Menurut artikel tersebut, diceritakan bahwa kelenteng Liong Hok Bio didirikan pada tahun 1864 oleh Kapitein Be Koen Wie atau Be Tjok Lok.
Nah, untuk menceritakan lebih lanjut dari kelenteng maka harus lebih dahulu mengetahui riwayat Twa Pek Kongnya dulu. Twa Pek Kong artinya patung dewa yang dipercaya menjadi tuan rumah dan yang paling di puja dari kelenteng tersebut.
Sebagaimana diketahui pada tahun 1740, pemerintah Belanda melarang kedatangan para imigran dari Tiongkok. Dan mereka yang tidak memiliki izin kerja, dideportasi ke Ceylon dan Semenanjung Harapan.
Peraturan ini, menciptakan keresahan di kalangan orang-orang Tionghoa yang sering terkena pungli oleh pejabat Belanda. Untuk menghindari nasib tidak semakin buruk, orang-orang Tionghoa yang tinggal di Batavia mengadakan pemberontakan. Tentu saja dengan kekuatan tentara yang dilengkapi dengan bedil. Belanda dapat menindas pemberontakan ini.

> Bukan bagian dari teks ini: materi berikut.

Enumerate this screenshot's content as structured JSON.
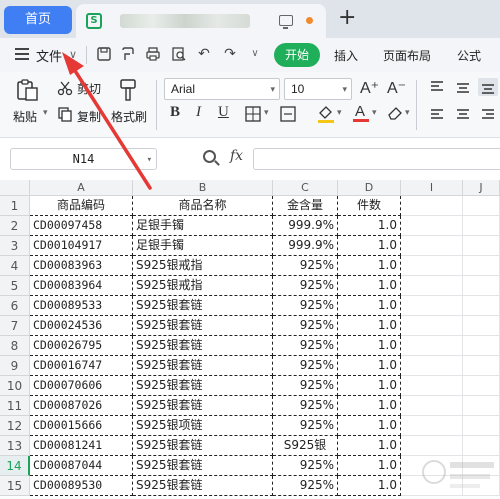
{
  "tabs": {
    "home_label": "首页",
    "doc_icon": "S"
  },
  "menu": {
    "file_label": "文件",
    "start_label": "开始",
    "items": [
      "插入",
      "页面布局",
      "公式"
    ]
  },
  "ribbon": {
    "paste_label": "粘贴",
    "cut_label": "剪切",
    "copy_label": "复制",
    "format_painter_label": "格式刷",
    "font_name": "Arial",
    "font_size": "10",
    "bold": "B",
    "italic": "I",
    "underline": "U",
    "grow_font": "A⁺",
    "shrink_font": "A⁻"
  },
  "formula_bar": {
    "cell_ref": "N14",
    "fx_label": "fx"
  },
  "sheet": {
    "columns": [
      "A",
      "B",
      "C",
      "D",
      "I",
      "J"
    ],
    "headers": [
      "商品编码",
      "商品名称",
      "金含量",
      "件数"
    ],
    "selected_row": 14,
    "rows": [
      {
        "num": "2",
        "code": "CD00097458",
        "name": "足银手镯",
        "gold": "999.9%",
        "qty": "1.0"
      },
      {
        "num": "3",
        "code": "CD00104917",
        "name": "足银手镯",
        "gold": "999.9%",
        "qty": "1.0"
      },
      {
        "num": "4",
        "code": "CD00083963",
        "name": "S925银戒指",
        "gold": "925%",
        "qty": "1.0"
      },
      {
        "num": "5",
        "code": "CD00083964",
        "name": "S925银戒指",
        "gold": "925%",
        "qty": "1.0"
      },
      {
        "num": "6",
        "code": "CD00089533",
        "name": "S925银套链",
        "gold": "925%",
        "qty": "1.0"
      },
      {
        "num": "7",
        "code": "CD00024536",
        "name": "S925银套链",
        "gold": "925%",
        "qty": "1.0"
      },
      {
        "num": "8",
        "code": "CD00026795",
        "name": "S925银套链",
        "gold": "925%",
        "qty": "1.0"
      },
      {
        "num": "9",
        "code": "CD00016747",
        "name": "S925银套链",
        "gold": "925%",
        "qty": "1.0"
      },
      {
        "num": "10",
        "code": "CD00070606",
        "name": "S925银套链",
        "gold": "925%",
        "qty": "1.0"
      },
      {
        "num": "11",
        "code": "CD00087026",
        "name": "S925银套链",
        "gold": "925%",
        "qty": "1.0"
      },
      {
        "num": "12",
        "code": "CD00015666",
        "name": "S925银项链",
        "gold": "925%",
        "qty": "1.0"
      },
      {
        "num": "13",
        "code": "CD00081241",
        "name": "S925银套链",
        "gold": "S925银",
        "qty": "1.0"
      },
      {
        "num": "14",
        "code": "CD00087044",
        "name": "S925银套链",
        "gold": "925%",
        "qty": "1.0"
      },
      {
        "num": "15",
        "code": "CD00089530",
        "name": "S925银套链",
        "gold": "925%",
        "qty": "1.0"
      }
    ]
  },
  "colors": {
    "accent_blue": "#3f7ef3",
    "accent_green": "#1fae59",
    "annotation_red": "#e53935"
  }
}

Sebagai akibatnya, sekitar 10 ribu orang Tionghoa di Batavia dibunuh dan dianiaya. Untuk menyelamatkan diri, banyak orang-orang Tionghoa lari dari Batavia ke berbagai kota di pesisir timur laut Jawa Tengah, seperti ke Semarang, Jepara dan Lasem di Rembang. Termasuk lari meminta perlindungan ke Kasunanan Surakarta. Tapi sayangnya tidak terlaksana.

ALTAR : Altar sembahyang di Klenteng Liog Hok Bio tahun 1980 (foto: Dok koleksi Bagus Priyana)
Nah, ada sekelompok rombongan kecil telah sampai di daerah Kedu Selatan dan bertempat tinggal di Desa Klangkong Jono. Sebuah desa yang ada di selatan Kutoarjo (sekarang disebut dengan nama Desa Jono).
Pada waktu itu, orang-orang Tionghoa masih taat kepada keyakinannya, terutama pemujaan terhadap Twa Pek Kong. Maka sewaktu mereka mengungsi, tidak lupa Twa Pek Kong tersebut dibawa juga ke Desa Klangkang Jono. Twa Pek Kong tersebut adalah Dewa Bumi yaitu Hok Tek Tjen Sin (Tho Tee Kung).
Kondisi demikian, menjadikan desa ini menjadi tentram dan damai. Masyarakat bekerja dengan berbagai mata pencaharian, seperti membuat terasi, menenun kain dan perdagangan kecil lainnya. Hingga pada saat terjadinya perang Diponegoro pada tahun 1825, ternyata menjalar juga sampai ke wilayah Kedu Selatan.
Sehingga, hal ini membawa dampak buruk terhadap keberadaan masyarakat Tionghoa yang tinggal di Desa Djono tersebut. Maka terjadilah keonaran yang di sebabkan oleh orang-orang tidak bertanggung jawab dengan merampok warga desa.
Melihat hal ini, pemimpin masyarakat Tionghoa di Desa Klangkang Djono yang bernama The Ing Sing dan bergelar Bu Han Lim dari Tiongkok melakukan perlawanan. Meski pada awalnya sanggup bertahan terhadap upaya para pembuat keonaran tersebut, tapi lambat laun keberadaan mereka menjadi terdesak. Hal ini memaksa mereka untuk meninggalkan Desa Djono menuju arah timur laut.
Kemudian rombongan ini berusaha menembus benteng pegunungan Menoreh Salaman Magelang. Pada saat itu masih berwujud hutan belantara. Setelah berhasil melewati perbukitan yang terjal, sampailah rombongan ini di Magelang.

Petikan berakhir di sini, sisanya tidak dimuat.